PDA

View Full Version : Using URL Rewriting and special characters


EdmundIJones
03-27-2006, 05:23 PM
Hi there,

I'm in the process of updating my web site and I'm converting a very large 'index' from using a single page which accepts in parameters:
e.g.
http://www.warc.com/Search/IndexSearch/Browse.asp?txtLevel1=Advertising&txtLevel2=Economic%20and%20social%20effects%20of%2 0advertising&txtLevel3=Effects%20on%20consumption/markets

to display content to a URL Rewrite version
e.g.
http://www.warc.com/Search/Browse/Advertising_%26_Marketing_Communications/Below-the-line_and_other_communications/Direct_marketing/Direct_mail/

Firstly do you think this approach will yield better search results due to the pages looking as if they have their own directories and more importantly, some 'index' categories have characters like a & in them, when placing this in the url it displays as %26. will a search engine like Google mark the site down for having characters codes in the url? Is there a better way?

Thanks
Ed

Wail
03-28-2006, 02:15 PM
I would watch that you don't create too long URLs this way and that you don't end up with too many hyphens or underscores.

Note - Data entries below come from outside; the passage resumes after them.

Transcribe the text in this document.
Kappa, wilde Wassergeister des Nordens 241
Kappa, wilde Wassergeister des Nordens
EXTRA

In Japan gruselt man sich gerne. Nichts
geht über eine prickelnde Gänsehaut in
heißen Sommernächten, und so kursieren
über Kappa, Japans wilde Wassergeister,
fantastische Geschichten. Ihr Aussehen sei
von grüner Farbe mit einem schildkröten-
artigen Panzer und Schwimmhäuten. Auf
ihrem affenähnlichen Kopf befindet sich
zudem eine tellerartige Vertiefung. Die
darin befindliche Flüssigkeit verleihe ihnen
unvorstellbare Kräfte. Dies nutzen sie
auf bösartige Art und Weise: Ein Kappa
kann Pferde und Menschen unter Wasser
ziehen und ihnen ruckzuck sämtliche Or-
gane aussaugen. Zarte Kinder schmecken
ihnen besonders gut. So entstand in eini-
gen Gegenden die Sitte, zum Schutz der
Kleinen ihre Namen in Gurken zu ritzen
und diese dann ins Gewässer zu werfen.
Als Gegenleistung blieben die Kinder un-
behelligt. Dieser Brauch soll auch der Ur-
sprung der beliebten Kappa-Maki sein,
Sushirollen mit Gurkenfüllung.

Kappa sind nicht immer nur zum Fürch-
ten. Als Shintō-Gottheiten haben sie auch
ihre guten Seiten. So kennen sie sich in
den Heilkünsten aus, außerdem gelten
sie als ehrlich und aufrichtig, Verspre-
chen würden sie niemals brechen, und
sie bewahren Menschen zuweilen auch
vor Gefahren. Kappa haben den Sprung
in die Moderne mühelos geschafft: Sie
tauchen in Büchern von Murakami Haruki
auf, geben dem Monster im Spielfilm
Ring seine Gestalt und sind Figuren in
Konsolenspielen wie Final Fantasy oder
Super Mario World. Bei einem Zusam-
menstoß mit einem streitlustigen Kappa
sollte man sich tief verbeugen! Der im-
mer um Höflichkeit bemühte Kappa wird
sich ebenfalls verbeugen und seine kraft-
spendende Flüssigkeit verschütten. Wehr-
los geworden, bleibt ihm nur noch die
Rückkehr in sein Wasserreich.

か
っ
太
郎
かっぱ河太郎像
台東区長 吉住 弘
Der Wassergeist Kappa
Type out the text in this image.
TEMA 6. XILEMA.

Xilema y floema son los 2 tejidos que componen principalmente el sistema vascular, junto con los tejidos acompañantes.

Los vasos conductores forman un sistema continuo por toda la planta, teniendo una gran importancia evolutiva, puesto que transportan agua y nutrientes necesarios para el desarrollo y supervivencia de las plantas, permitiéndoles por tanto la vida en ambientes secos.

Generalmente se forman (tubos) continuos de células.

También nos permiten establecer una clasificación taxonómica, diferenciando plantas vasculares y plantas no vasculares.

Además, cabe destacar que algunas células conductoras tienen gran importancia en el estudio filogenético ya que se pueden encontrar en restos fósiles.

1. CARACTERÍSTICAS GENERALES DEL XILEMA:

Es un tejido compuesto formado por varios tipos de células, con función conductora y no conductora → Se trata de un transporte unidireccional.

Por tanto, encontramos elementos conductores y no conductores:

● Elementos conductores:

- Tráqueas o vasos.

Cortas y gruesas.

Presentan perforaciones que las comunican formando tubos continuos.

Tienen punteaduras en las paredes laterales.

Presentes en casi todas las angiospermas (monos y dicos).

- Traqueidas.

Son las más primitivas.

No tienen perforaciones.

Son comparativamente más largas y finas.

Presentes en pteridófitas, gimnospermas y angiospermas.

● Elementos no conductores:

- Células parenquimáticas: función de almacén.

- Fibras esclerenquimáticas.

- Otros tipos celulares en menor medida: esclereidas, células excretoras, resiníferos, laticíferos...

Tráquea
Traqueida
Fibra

However, even if your URLs are long this way and even if you use quite a few hyphens (which are better than underscores for separation) you will see SERP advantages over using complex query strings.

I would go with the 'false directory' approach but make sure your URLs are 'hackable'. Ie, if you URL rewrite to www.example.com/directory/file-1/ then make sure *something* happens at www.example.com/directory/. The Google toolbar (some versions at least) does have an 'up a directory' button so we can speculate that that's a concept Googlebot is familiar with. Also, some of your users will try it too.

I would URL encode the ampersand if you can.

Your internal linking structure will be important. If you've a large index of pages then ensure that there are plenty of cross-links between them.

A pit trap - when you upgrade to URL rewriting make sure that your 404 error page continues to issue the 404 header code. Sometimes URL rewriting can change this.

Another pit trap - if you're using paths like www.example.com/directory/file-1/ then make sure that www.example.com/directory/file-1 also does something; ideally 301 redirect to www.example.com/directory/file-1/ as this will stop duplicate content and keep users sane.